Vikki Vargas, Lori Bentley
A Facebook page claiming to memorialize Javier Ramirez was deemed a fake by his mother, who fielded calls from concerned friends and family members expressing their condolences for the loss of her son, who was very much alive. Todd Plesco explains how Facebook users can protect their online identity. Vikki Vargas reports from Fullerton for the NBC4 News at 5 p.m. on Sept. 11, 2012.
UPDATE: It turns out the Facebook page created for Javier Ramirez was not a scam, according to Fullerton police. It was the result of a teenager's misunderstanding of another teen's dark joke. Click here for the updated story.
Patricia Quintana says the calls started on Sunday with crying friends asking how she was coping after her son's death in a car crash. But, 7-year-old Javier Ramirez was alive, and at home with his mother.
"Too many people say, 'I'm sorry he pass away.' Why?
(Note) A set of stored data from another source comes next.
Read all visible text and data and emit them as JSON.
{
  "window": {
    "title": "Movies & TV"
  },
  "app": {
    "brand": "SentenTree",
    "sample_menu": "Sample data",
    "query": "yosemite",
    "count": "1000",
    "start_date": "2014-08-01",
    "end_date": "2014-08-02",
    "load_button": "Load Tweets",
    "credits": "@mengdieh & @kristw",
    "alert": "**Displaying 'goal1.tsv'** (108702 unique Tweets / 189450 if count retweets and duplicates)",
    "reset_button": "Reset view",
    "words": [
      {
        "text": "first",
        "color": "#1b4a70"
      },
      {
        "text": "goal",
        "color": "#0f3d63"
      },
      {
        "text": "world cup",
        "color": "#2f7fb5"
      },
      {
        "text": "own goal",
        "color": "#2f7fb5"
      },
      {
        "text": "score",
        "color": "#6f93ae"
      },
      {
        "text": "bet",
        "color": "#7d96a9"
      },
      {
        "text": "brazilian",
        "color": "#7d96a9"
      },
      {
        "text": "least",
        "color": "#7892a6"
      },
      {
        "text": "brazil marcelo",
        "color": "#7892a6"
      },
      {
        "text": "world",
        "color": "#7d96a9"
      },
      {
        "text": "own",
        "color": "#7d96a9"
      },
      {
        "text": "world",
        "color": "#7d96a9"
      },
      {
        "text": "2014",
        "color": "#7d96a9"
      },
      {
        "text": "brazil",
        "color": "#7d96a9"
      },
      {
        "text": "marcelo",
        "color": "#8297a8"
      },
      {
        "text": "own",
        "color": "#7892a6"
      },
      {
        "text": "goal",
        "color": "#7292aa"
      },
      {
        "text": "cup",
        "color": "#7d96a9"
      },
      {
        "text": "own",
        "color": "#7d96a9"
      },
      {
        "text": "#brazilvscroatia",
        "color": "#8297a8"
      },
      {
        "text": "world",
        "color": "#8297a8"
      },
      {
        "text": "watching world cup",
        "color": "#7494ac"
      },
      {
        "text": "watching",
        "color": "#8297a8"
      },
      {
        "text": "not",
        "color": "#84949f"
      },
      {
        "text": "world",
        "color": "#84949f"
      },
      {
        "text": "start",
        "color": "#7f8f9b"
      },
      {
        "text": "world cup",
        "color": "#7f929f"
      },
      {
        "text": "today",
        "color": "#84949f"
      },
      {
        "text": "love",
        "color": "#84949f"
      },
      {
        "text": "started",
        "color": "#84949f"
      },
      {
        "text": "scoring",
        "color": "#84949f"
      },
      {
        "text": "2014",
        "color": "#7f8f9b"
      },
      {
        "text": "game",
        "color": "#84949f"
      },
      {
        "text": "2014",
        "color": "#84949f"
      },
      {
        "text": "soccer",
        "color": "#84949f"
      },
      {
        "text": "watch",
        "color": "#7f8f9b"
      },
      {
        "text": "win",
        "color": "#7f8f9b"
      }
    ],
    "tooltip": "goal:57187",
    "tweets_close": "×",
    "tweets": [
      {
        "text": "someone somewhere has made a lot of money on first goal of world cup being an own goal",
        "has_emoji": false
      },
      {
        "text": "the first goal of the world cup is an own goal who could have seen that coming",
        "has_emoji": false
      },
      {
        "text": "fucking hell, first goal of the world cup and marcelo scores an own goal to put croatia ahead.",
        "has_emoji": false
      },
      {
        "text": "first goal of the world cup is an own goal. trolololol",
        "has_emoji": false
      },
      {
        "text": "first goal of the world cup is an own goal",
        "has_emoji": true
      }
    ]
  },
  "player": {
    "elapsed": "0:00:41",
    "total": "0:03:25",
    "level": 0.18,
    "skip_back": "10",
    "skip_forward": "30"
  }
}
Why they say this?" asked Ramirez' mother, Patricia Quintana.
Someone had taken a photo of the second grade boy and created a memorial page using the nickname Liddo Honesto.
Nearly 8,000 people have "liked" the page, but as word got out, others chimed in that the page and its message was a scam.
Quintana suspects the photos came from someone associated with a former babysitter who may have tried to raise money through a car wash.
"All of the people were crying," Javier said, "just because everybody think I'm dead. I feel scared."
Scams like this one are not uncommon, experts say.
"It's pretty much a daily occurrence," said Todd Plesco, head of information security at Chapman University.
Plesco's department is charged with keeping 25,000 accounts from getting hacked.
Quintana says she doesn't even own a computer, but is grateful she caught the online rumor about Javier.